Nel caso di specie, gli indagati hanno sostenuto che l’atto di scissione non avrebbe avuto l’effetto concreto di rendere in tutto o in parte inefficace la procedura di riscossione coattiva, “non avendo avuto la scissione l’effetto di sottrarre cespiti alle pretese tributarie, in quanto i beni di cui era titolare la società scissa ed attribuiti alla società beneficiaria nata dalla scissione, resterebbero soggetti all’aggressione dell’Erario in forza della disciplina normativa richiamata (art. 2506 quater c.c.; D.Lgs. n. 472 del 1997, art. 15, comma 2; art. 173, comma 13, TUIR)”.

 

Tuttavia, i giudici danno rilievo anche ad altri atti posti in essere successivamente all’operazione di scissione che avvalorano il carattere fraudolento di detta operazione negoziale.

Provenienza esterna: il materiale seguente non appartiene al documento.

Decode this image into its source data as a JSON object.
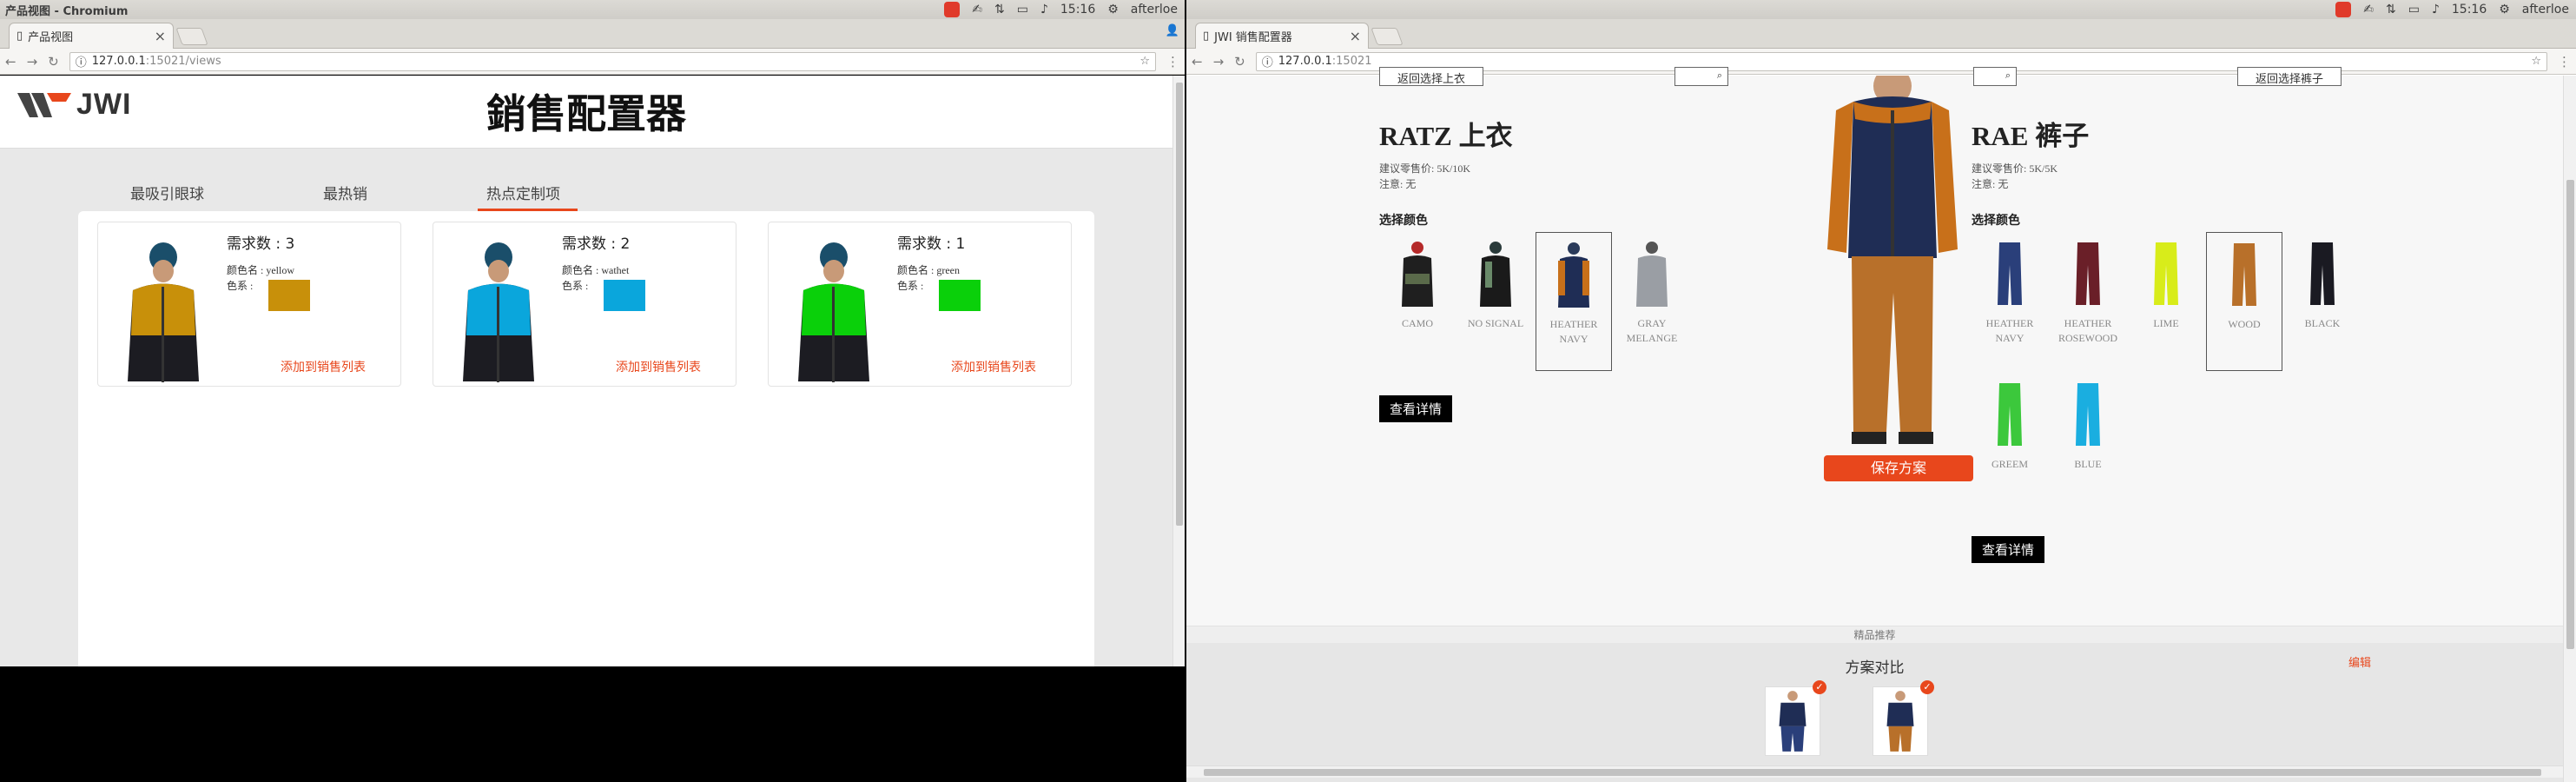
{
  "left": {
    "window_title": "产品视图 - Chromium",
    "tab_title": "产品视图",
    "url_host": "127.0.0.1",
    "url_rest": ":15021/views",
    "clock": "15:16",
    "user": "afterloe",
    "logo": "JWI",
    "page_title": "銷售配置器",
    "tabs": [
      "最吸引眼球",
      "最热销",
      "热点定制项"
    ],
    "active_tab": 2,
    "cards": [
      {
        "count": "需求数 : 3",
        "color_name": "颜色名 : yellow",
        "swatch_label": "色系 :",
        "swatch": "#c8900a",
        "add": "添加到销售列表"
      },
      {
        "count": "需求数 : 2",
        "color_name": "颜色名 : wathet",
        "swatch_label": "色系 :",
        "swatch": "#0aa6dc",
        "add": "添加到销售列表"
      },
      {
        "count": "需求数 : 1",
        "color_name": "颜色名 : green",
        "swatch_label": "色系 :",
        "swatch": "#0ad00a",
        "add": "添加到销售列表"
      }
    ]
  },
  "right": {
    "tab_title": "JWI 销售配置器",
    "url_host": "127.0.0.1",
    "url_rest": ":15021",
    "clock": "15:16",
    "user": "afterloe",
    "top_left_btn": "返回选择上衣",
    "top_right_btn": "返回选择裤子",
    "top_left_stub": "返回",
    "top_right_stub": "返回",
    "jacket": {
      "name": "RATZ 上衣",
      "price": "建议零售价: 5K/10K",
      "note": "注意: 无",
      "color_title": "选择颜色",
      "options": [
        {
          "label": "CAMO",
          "selected": false
        },
        {
          "label": "NO SIGNAL",
          "selected": false
        },
        {
          "label": "HEATHER NAVY",
          "selected": true
        },
        {
          "label": "GRAY MELANGE",
          "selected": false
        }
      ],
      "detail": "查看详情"
    },
    "pants": {
      "name": "RAE 裤子",
      "price": "建议零售价: 5K/5K",
      "note": "注意: 无",
      "color_title": "选择颜色",
      "options": [
        {
          "label": "HEATHER NAVY",
          "selected": false
        },
        {
          "label": "HEATHER ROSEWOOD",
          "selected": false
        },
        {
          "label": "LIME",
          "selected": false
        },
        {
          "label": "WOOD",
          "selected": true
        },
        {
          "label": "BLACK",
          "selected": false
        },
        {
          "label": "GREEM",
          "selected": false
        },
        {
          "label": "BLUE",
          "selected": false
        }
      ],
      "detail": "查看详情"
    },
    "save_button": "保存方案",
    "recommend": "精品推荐",
    "compare_title": "方案对比",
    "compare_edit": "编辑",
    "compare_check": "✓"
  },
  "colors": {
    "accent": "#e8471c"
  },
  "icons": [
    "back-icon",
    "forward-icon",
    "reload-icon",
    "info-icon",
    "star-icon",
    "menu-icon",
    "close-icon",
    "user-icon",
    "check-icon"
  ]
}
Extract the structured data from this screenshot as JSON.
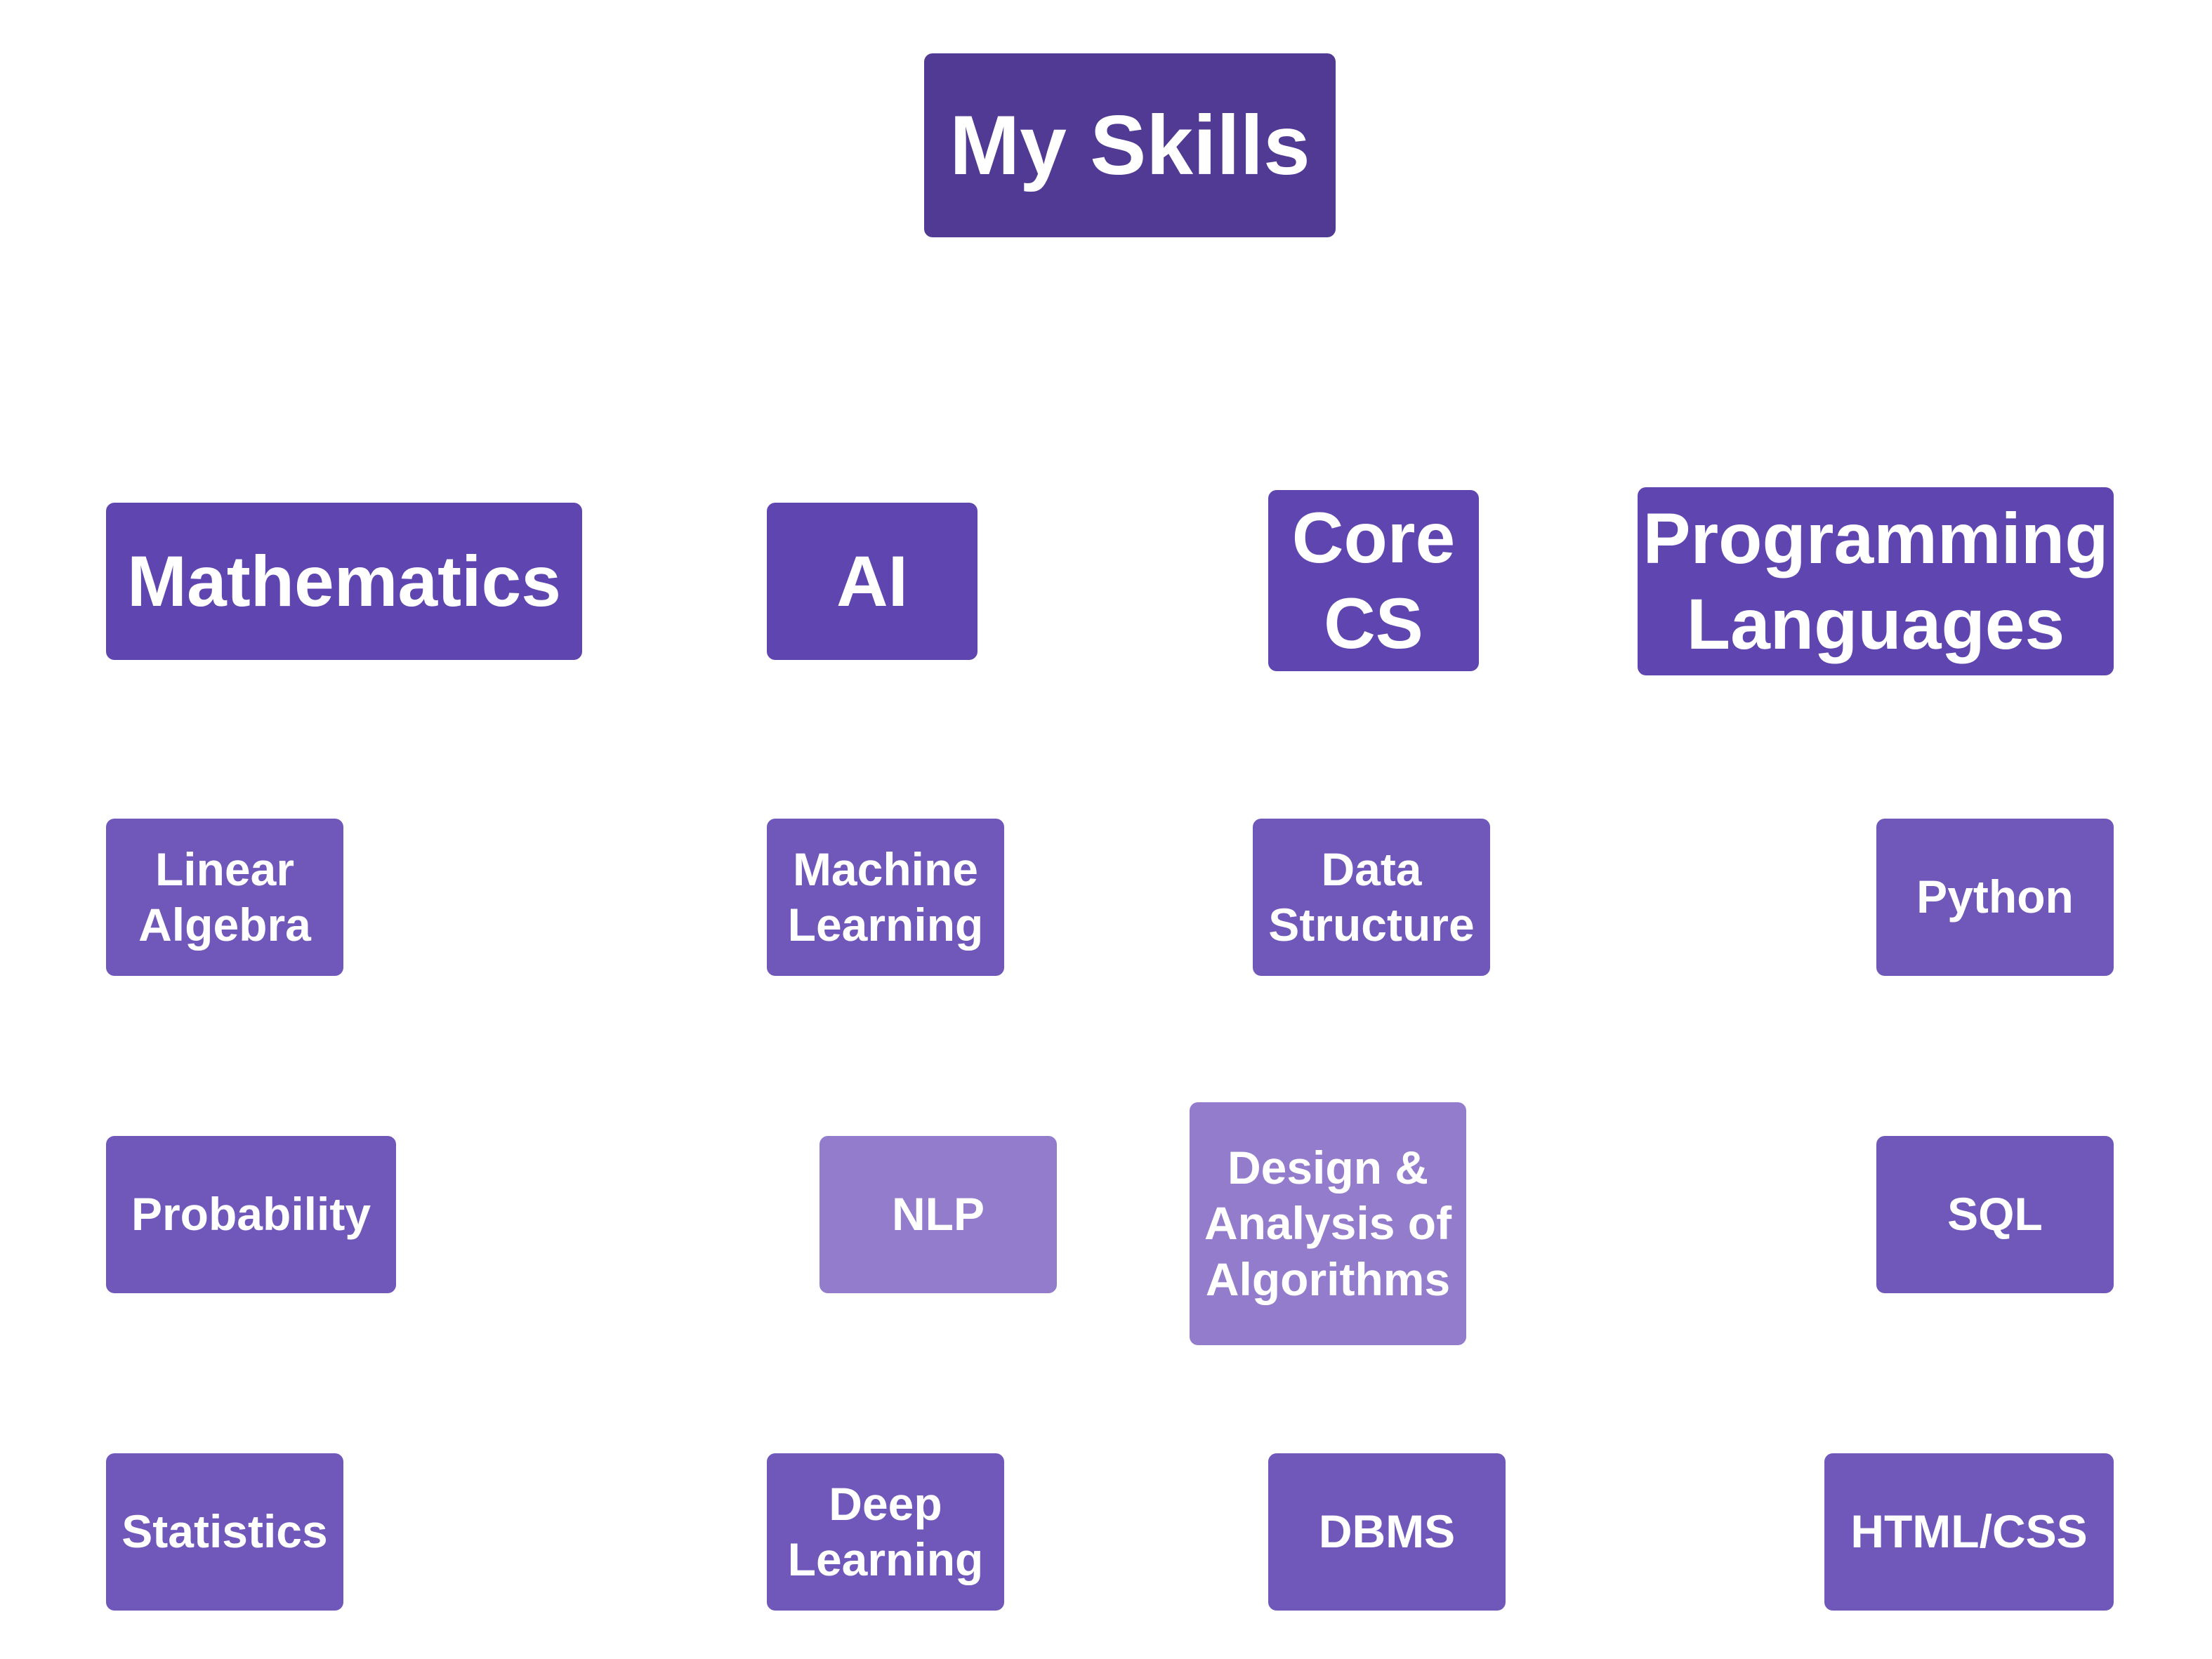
{
  "root": {
    "label": "My Skills"
  },
  "categories": [
    {
      "label": "Mathematics",
      "skills": [
        "Linear\nAlgebra",
        "Probability",
        "Statistics"
      ]
    },
    {
      "label": "AI",
      "skills": [
        "Machine\nLearning",
        "NLP",
        "Deep\nLearning"
      ]
    },
    {
      "label": "Core\nCS",
      "skills": [
        "Data\nStructure",
        "Design &\nAnalysis of\nAlgorithms",
        "DBMS"
      ]
    },
    {
      "label": "Programming\nLanguages",
      "skills": [
        "Python",
        "SQL",
        "HTML/CSS"
      ]
    }
  ],
  "colors": {
    "root": "#503a94",
    "category": "#5f45b0",
    "skill": "#7058ba",
    "skill_light": "#927ccb",
    "text": "#ffffff"
  }
}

In particolare, assume rilevo anche la circostanza che la società costituita dopo la scissione, destinataria delle cartelle esattoriali, ex articolo 2506-quater cc, ha impugnato le cartelle esattoriali e, dopo il rigetto del ricorso da parte della Commissione tributaria di primo grado, ha costituito una nuova società, “ciò che evidenzia in modo paradigmatico come la conclusione del tribunale e della difesa – secondo cui la previsione dell’art. 2506 quater c.c. precluderebbe in astratto che un atto di scissione possa  rendere inefficace la procedura esecutiva – risulta essere contraddetta dalla realtà fattuale”.

 

La sentenza in esame è in linea con altri recenti pronunce di legittimità che hanno riconosciuto la ricorrenza della fattispecie criminosa nel caso di: costituzione di un fondo patrimoniale (cfr Cassazione, 5824/2007); spostamento della sede sociale (cfr Cassazione, 17723/2016); accensione di un’ipoteca su un immobile a garanzia di un credito fittizio ovvero al caso di alienazione simulata dei beni a una società di leasing con l’obbligo di cederli in locazione a una società di persone in cui erano soci i figli del contribuente, secondo lo schema del cosiddetto sale and lease back (cfr Cassazione, 14720/2008); alienazione simulata dell’avviamento commerciale dell’azienda (cfr Cassazione, 37389/2013); ristrutturazione sociale (cfr Cassazione, 29243/2017).